Sem serão: a proposta para que a fiscalização dos maiores portos seja feita dia e noite não vingou (Germano Lüders/Exame)
Da Redação
Publicado em 20 de agosto de 2014 às 06h00.
São Paulo - Uma imagem comum nas épocas de safra tornou-se símbolo das deficiências de infraestrutura que atrasam a expansão do comércio exterior: as filas, nas estradas próximas aos portos, de caminhões de soja que aguardam a vez para descarregar.

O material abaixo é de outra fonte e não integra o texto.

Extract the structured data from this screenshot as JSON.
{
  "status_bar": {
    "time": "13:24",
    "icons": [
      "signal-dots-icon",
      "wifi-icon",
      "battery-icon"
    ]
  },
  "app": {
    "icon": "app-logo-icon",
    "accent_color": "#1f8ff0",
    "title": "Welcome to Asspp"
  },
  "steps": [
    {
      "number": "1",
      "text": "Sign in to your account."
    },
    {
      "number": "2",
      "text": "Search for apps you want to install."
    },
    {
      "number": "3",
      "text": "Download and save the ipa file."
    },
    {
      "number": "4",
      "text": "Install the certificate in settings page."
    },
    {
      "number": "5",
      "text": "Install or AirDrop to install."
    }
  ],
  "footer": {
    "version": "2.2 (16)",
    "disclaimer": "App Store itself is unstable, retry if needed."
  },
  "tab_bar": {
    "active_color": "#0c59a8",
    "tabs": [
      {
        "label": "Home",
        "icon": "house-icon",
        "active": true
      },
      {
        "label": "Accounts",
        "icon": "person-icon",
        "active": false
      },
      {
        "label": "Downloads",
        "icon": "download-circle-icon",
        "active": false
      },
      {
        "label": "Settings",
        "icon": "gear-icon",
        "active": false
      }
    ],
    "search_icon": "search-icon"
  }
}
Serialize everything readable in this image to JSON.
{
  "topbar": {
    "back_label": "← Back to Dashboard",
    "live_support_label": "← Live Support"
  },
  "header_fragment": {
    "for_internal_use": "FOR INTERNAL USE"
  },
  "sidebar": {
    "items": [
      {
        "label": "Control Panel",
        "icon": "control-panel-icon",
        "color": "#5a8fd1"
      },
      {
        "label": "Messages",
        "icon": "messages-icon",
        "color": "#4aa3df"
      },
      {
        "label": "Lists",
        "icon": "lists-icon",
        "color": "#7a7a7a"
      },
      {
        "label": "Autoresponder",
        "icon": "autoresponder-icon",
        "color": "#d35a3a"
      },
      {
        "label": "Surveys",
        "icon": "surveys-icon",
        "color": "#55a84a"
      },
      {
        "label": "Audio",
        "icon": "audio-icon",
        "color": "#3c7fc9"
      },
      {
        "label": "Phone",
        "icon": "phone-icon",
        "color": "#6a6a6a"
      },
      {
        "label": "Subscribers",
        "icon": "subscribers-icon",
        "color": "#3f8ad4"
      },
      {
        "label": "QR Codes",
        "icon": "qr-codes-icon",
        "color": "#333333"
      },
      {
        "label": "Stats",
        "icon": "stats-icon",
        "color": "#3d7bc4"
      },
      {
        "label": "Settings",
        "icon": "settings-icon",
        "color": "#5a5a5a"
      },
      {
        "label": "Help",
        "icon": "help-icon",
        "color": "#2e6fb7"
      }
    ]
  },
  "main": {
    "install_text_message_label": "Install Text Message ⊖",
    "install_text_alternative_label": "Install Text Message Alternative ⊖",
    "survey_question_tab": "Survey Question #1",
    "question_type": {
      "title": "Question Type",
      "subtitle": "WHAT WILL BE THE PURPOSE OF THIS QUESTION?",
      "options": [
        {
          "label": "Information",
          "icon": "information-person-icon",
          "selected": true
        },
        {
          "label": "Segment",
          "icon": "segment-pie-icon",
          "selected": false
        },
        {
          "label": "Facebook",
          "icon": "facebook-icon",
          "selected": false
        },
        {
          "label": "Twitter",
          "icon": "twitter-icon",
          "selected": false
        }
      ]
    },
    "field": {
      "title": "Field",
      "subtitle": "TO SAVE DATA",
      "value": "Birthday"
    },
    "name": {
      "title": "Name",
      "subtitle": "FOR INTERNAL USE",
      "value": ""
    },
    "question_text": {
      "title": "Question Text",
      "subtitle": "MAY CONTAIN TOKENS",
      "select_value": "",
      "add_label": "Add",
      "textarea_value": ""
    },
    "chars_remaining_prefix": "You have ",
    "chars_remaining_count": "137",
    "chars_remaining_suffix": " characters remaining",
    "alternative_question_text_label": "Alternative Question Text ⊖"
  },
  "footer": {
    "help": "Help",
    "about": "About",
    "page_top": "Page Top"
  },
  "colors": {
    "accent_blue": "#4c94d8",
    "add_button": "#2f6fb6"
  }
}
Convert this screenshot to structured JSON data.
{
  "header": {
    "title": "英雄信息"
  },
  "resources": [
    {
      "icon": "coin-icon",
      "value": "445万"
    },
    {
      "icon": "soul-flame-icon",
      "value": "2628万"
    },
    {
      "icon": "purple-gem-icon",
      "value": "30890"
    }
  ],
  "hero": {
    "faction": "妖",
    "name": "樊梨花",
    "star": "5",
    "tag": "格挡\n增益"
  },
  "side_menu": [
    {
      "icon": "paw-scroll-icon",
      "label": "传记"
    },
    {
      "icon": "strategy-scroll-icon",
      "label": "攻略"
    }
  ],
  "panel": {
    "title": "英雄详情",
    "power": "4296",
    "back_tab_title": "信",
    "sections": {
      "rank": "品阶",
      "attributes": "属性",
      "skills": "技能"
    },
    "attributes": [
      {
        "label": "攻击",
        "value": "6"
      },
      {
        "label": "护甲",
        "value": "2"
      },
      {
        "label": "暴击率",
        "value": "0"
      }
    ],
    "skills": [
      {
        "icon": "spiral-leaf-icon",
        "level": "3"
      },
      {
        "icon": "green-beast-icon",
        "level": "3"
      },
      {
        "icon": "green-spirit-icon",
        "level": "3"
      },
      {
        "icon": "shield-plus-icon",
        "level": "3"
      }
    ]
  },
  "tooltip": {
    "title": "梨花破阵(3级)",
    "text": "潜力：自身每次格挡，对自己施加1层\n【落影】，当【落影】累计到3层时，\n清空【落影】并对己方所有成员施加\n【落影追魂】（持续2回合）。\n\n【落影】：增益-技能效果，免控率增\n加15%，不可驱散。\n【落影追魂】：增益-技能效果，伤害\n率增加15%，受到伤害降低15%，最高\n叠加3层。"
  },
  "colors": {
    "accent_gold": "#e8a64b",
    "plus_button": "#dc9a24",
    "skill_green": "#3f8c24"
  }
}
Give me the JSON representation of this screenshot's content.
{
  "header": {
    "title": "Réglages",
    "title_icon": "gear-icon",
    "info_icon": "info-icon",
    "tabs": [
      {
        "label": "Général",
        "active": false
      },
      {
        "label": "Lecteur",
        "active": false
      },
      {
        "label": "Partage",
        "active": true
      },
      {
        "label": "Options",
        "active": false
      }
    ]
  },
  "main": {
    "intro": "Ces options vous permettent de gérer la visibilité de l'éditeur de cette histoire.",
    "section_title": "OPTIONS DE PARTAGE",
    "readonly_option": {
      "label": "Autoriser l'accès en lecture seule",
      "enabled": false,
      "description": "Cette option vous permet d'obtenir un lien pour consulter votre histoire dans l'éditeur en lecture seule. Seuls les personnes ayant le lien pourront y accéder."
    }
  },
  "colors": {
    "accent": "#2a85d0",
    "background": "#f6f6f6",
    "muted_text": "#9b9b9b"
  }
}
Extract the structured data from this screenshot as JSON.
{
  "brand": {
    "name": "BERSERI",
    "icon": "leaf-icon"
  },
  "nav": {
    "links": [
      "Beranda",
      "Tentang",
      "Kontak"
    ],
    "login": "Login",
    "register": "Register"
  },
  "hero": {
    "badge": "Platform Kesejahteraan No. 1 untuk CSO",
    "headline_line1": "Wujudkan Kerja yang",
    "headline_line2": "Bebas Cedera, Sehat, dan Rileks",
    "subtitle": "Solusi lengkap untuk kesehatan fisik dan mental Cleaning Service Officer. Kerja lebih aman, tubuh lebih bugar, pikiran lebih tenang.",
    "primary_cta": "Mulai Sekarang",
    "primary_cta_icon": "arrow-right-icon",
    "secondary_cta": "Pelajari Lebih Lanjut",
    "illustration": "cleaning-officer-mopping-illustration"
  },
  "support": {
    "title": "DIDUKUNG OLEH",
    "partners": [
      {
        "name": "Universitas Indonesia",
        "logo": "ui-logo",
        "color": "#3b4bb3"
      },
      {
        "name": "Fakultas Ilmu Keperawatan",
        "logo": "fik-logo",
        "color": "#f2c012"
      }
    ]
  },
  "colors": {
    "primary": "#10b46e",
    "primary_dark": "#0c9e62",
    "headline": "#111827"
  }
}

Na tentativa de reduzir o gargalo, em abril do ano passado o governo determinou que os fiscais de seis órgãos envolvidos na liberação de cargas — entre eles a Receita Federal, a Agência Nacional de Vigilância Sanitária (Anvisa) e o Ministério da Agricultura — passassem a trabalhar dia e noite nos oito principais portos do país.
Para que o sistema funcione, os seis órgãos têm de prestar o serviço sem parar — a falta de um só deles impede o despacho da mercadoria. A intenção da medida, batizada de Porto 24 Horas, era boa. Na prática, porém, decorrido mais de um ano, pouco mudou.
Uma das razões para o programa não ter vingado é a falta de pessoal — o governo deu a ordem para os órgãos estenderem o expediente, mas não autorizou contratações para reforçar o efetivo. No porto catarinense de Itajaí, o sexto do país em movimento de contêineres, há dois fiscais agropecuários para fazer a inspeção de produtos vegetais, e seria preciso pelo menos o triplo.
Em Santos, calcula-se que a Anvisa teria de contratar 30 fiscais além dos 22 atuais — a agência encerra às 5 da tarde a inspeção sanitária dos navios, sem a qual alguns deles não são autorizados a descarregar. As embarcações não inspecionadas até essa hora têm de pernoitar no porto.
Os prejuízos com atrasos superaram os 36 milhões de reais de junho de 2013 a abril deste ano, nas contas do Sindicato das Agências de Navegação Marítima do Estado de São Paulo. A falta de planejamento na implantação do programa é evidente.
Em nota, a Secretaria Especial dos Portos da Presidência da República argumenta que há órgãos públicos que não trabalham 24 horas porque ficou constatado que não há demanda para horário noturno.
A dúvida: as empresas não tentam liberar mercadorias fora do horário comercial porque não querem ou porque os fiscais não estão lá para prestar o serviço?
Não é a única iniciativa do governo frustrada nos portos. Outro exemplo é o Porto sem Papel, lançado em 2011 com a promessa de substituir centenas de documentos por um sistema único pela internet.
Três anos depois, o projeto não foi concluído e as informações da Receita Federal têm de ser encaminhadas separadamente, num sistema próprio.
“Isso nos obriga a prestar praticamente as mesmas informações duas vezes”, diz Julian Thomas, superintendente da transportadora alemã Hamburg Süd no Brasil. “A burocracia continua a ser um obstáculo.”
Na última safra, as filas de caminhão em Santos caíram pela metade — em parte porque a administração do porto passou a exigir que as transportadoras agendem o horário de embarque de cada carreta. O desempenho dos portos, no entanto, piorou.
Segundo um estudo do Banco Mundial, de 2012 a 2014 o tempo médio que uma carga leva para ser liberada passou de cinco para oito dias, o que deixa o Brasil à frente apenas da Argélia, da Venezuela e do Gabão entre 110 países. O Porto 24 Horas e o Porto sem Papel precisam deixar de ser apenas boas intenções.